Many people don't realise that you cannot give away your money unless it is to a registered charity. Revenue levies a donations tax of 25 percent on any money over R25 000 you give away with the exception of a donation to your wife or husband.

In practice it's very difficult for Revenue to pick up small amounts of money but larger amounts will have to be accounted for, both in your name and in the name of the donee, the person who receives the donation.

Revenue allows you to donate R25 000 a year to your wife or husband without attracting donations tax. Your spouse can then donate R25 000 a year even if he or she is not a registered taxpayer.

This is a neglected estate planning tool and can, if done annually, reduce your estate and the eventual estate duties substantially.

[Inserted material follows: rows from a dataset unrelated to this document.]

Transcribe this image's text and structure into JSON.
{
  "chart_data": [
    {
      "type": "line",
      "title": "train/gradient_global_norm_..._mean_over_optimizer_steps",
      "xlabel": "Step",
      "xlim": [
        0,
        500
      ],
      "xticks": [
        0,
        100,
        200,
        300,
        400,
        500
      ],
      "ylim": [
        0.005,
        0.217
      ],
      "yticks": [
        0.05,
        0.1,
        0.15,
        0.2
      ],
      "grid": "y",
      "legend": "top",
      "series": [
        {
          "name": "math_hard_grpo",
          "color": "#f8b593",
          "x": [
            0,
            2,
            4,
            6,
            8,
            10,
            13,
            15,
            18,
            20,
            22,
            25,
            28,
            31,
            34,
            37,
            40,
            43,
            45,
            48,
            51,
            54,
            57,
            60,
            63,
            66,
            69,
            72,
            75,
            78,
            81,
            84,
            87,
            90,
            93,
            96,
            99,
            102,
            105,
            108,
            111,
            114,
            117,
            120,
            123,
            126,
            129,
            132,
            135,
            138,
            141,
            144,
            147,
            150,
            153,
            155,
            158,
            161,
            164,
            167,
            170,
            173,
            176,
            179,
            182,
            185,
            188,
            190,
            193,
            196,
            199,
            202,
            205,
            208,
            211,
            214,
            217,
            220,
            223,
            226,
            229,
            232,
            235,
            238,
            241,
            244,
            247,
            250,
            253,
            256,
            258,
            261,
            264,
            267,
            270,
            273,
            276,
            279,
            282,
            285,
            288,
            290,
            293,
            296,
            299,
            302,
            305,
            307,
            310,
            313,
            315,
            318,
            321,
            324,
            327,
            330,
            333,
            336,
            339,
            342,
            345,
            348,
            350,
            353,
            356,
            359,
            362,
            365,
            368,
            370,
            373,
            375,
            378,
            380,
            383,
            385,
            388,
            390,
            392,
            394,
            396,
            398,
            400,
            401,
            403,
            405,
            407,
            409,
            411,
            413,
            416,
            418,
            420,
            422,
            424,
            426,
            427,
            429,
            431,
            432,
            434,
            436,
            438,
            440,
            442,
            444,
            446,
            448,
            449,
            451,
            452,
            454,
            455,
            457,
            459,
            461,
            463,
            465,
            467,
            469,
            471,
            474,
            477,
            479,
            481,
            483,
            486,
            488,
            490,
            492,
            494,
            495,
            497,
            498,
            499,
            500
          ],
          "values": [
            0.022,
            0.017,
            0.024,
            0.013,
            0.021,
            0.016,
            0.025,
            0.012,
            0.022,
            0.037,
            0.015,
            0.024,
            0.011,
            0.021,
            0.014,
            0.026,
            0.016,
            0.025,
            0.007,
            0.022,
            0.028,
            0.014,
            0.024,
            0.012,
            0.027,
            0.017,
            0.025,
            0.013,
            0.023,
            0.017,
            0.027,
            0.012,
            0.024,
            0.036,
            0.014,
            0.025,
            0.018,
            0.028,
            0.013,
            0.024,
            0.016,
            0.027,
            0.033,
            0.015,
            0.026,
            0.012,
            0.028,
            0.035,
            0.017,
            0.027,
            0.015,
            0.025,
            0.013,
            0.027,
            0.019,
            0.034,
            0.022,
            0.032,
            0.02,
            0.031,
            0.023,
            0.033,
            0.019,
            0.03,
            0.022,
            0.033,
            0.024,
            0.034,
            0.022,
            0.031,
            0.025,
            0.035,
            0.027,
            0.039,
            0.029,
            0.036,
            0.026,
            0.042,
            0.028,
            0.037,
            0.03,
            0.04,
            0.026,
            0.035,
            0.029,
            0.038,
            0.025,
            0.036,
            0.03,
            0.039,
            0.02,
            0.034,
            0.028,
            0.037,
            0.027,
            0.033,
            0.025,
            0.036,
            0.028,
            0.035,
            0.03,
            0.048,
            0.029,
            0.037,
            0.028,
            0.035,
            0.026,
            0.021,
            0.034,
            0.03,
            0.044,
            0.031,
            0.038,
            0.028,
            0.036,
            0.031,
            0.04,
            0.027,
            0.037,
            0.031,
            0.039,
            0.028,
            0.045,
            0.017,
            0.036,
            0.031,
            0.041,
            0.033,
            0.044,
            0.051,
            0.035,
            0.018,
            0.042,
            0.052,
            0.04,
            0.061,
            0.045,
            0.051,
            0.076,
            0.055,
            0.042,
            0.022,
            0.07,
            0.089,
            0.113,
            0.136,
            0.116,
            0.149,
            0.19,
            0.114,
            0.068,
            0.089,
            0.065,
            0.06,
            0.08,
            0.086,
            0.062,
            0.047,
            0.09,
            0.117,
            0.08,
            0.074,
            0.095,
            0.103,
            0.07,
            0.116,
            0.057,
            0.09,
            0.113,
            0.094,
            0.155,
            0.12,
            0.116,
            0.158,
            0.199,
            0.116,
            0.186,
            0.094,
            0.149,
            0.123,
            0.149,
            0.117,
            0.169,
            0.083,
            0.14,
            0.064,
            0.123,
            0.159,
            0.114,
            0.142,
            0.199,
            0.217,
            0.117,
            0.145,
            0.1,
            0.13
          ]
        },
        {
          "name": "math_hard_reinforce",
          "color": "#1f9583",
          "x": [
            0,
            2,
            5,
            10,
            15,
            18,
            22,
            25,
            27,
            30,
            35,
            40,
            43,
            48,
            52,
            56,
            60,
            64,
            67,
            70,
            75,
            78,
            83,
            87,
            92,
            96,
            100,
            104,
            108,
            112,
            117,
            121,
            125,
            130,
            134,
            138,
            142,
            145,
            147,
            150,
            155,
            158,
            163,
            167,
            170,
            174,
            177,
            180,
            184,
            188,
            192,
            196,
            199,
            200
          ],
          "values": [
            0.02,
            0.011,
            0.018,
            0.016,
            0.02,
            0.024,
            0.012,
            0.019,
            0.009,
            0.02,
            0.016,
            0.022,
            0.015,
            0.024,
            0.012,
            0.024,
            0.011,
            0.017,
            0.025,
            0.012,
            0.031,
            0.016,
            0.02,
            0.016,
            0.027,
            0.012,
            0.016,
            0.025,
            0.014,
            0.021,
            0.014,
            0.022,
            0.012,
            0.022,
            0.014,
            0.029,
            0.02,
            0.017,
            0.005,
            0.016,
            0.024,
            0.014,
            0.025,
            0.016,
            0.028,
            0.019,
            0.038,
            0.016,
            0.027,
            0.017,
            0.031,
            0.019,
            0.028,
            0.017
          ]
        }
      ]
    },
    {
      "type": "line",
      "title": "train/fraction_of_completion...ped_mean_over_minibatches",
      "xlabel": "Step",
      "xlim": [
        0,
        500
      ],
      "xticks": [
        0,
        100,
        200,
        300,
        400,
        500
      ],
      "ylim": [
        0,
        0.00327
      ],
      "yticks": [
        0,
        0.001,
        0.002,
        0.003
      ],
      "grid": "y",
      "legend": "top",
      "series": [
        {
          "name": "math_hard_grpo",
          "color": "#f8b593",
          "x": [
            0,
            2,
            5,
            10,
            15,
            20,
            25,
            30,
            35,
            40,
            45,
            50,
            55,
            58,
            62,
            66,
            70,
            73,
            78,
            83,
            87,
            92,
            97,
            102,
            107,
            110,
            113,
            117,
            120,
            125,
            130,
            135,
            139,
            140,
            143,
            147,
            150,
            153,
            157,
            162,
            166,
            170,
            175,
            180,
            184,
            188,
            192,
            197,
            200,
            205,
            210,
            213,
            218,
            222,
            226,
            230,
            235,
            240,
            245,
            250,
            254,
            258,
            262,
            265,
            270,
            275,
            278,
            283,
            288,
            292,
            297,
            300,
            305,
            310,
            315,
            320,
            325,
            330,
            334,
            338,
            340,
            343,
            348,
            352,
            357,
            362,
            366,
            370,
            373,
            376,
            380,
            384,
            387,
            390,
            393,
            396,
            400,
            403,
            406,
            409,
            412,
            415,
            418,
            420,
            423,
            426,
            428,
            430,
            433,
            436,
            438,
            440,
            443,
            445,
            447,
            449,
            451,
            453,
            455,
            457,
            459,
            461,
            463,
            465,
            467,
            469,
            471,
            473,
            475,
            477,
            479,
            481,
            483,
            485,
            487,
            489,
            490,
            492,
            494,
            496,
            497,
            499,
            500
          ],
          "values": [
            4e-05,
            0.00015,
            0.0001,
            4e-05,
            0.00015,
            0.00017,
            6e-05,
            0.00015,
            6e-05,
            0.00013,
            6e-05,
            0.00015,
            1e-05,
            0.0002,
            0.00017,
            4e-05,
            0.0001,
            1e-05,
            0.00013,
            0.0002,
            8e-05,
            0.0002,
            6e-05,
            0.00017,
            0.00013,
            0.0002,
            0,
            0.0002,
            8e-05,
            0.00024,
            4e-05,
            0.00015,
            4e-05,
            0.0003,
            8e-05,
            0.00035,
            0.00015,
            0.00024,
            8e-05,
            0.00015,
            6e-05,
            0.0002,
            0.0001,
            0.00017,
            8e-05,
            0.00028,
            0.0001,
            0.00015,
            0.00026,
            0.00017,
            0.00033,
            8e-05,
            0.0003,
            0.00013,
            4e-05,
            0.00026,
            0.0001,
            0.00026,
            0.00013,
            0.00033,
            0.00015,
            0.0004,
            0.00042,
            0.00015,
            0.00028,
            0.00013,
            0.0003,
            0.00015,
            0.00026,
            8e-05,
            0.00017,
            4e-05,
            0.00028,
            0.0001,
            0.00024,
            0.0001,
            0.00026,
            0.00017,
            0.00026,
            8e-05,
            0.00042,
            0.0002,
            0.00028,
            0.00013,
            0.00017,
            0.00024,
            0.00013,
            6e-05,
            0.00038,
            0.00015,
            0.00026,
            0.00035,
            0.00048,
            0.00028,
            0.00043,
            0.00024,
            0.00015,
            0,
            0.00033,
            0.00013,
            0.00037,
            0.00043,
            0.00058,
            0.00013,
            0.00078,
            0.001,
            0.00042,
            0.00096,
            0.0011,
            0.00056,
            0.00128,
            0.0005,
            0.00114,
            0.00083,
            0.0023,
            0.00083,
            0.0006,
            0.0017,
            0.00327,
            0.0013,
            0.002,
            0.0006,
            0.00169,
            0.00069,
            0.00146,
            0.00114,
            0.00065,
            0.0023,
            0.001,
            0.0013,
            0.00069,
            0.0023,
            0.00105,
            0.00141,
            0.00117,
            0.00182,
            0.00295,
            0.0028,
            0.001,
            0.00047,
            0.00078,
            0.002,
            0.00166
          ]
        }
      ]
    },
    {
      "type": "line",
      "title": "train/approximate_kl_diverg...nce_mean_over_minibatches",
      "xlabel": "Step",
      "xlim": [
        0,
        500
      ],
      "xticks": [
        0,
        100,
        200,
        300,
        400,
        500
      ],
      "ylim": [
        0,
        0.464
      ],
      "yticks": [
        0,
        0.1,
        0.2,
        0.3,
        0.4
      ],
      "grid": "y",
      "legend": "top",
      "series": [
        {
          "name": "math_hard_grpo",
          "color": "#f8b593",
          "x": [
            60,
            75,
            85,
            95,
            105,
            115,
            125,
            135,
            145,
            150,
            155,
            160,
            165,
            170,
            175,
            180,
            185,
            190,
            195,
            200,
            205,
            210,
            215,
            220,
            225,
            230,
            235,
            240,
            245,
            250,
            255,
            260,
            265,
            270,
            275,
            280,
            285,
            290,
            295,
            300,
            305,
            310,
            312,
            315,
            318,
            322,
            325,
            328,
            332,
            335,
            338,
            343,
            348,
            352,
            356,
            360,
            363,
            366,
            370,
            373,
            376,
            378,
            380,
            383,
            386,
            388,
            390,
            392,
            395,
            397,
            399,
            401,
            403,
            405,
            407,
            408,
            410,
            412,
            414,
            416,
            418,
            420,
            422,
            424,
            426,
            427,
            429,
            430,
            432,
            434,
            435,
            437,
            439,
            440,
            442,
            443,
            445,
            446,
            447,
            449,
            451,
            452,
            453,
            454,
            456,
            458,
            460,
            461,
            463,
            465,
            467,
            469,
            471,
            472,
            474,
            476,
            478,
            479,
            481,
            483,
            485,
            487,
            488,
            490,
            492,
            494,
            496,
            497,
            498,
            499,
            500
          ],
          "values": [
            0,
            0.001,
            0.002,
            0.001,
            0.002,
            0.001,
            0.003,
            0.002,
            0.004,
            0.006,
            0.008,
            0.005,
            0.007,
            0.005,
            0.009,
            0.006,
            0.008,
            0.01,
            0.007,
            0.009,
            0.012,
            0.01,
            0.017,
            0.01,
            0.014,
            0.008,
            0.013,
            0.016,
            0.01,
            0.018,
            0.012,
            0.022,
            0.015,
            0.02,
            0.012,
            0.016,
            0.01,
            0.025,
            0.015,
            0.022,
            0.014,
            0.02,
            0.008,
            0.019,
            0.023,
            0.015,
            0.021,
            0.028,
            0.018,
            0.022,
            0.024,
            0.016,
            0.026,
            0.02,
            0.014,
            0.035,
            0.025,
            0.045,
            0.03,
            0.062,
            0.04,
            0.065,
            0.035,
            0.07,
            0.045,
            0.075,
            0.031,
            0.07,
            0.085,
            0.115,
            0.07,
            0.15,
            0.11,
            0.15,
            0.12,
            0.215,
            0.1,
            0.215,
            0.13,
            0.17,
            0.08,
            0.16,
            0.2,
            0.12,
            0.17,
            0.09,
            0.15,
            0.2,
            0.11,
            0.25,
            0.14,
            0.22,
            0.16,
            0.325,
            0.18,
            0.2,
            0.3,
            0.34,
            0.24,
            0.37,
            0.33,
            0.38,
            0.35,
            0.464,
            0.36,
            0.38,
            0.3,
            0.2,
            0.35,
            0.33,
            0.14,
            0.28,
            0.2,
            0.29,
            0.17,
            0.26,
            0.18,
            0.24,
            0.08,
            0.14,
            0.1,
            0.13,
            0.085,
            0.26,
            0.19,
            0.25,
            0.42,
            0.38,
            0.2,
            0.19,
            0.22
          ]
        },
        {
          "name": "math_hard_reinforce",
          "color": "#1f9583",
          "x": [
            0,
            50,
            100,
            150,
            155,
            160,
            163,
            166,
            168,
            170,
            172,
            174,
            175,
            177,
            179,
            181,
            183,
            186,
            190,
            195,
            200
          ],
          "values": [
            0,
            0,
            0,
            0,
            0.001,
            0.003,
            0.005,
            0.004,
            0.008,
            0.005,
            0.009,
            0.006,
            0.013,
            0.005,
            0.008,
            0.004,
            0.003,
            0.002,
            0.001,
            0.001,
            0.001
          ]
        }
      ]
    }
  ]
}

Estate duty is payable on R1 million or more at 25 percent.

It is important to realise that this benefit has to be utilised in every tax year; it cannot be carried over into the next tax year.

But how come R100 000? Simple. You donate R25 000 to your husband or wife today and another R25 000 on Monday, the first day of the new tax year. That totals R100 000 assuming your husband or wife does the same.

This money can be invested in many ways. You could donate it to your children, or invest the money on their behalf into unit trusts or an endowment policy.

Most probably the best option is to create a family trust and donate this money on an annual basis to the trust.

If you are worried that you might be donating too much of your money and might need it in time, no need to worry.

The trust, being a discretionary one, can always lend you money. On your death, this loan has to be repaid by your estate to the trust, which reduces or limits the potential death duties on your estate.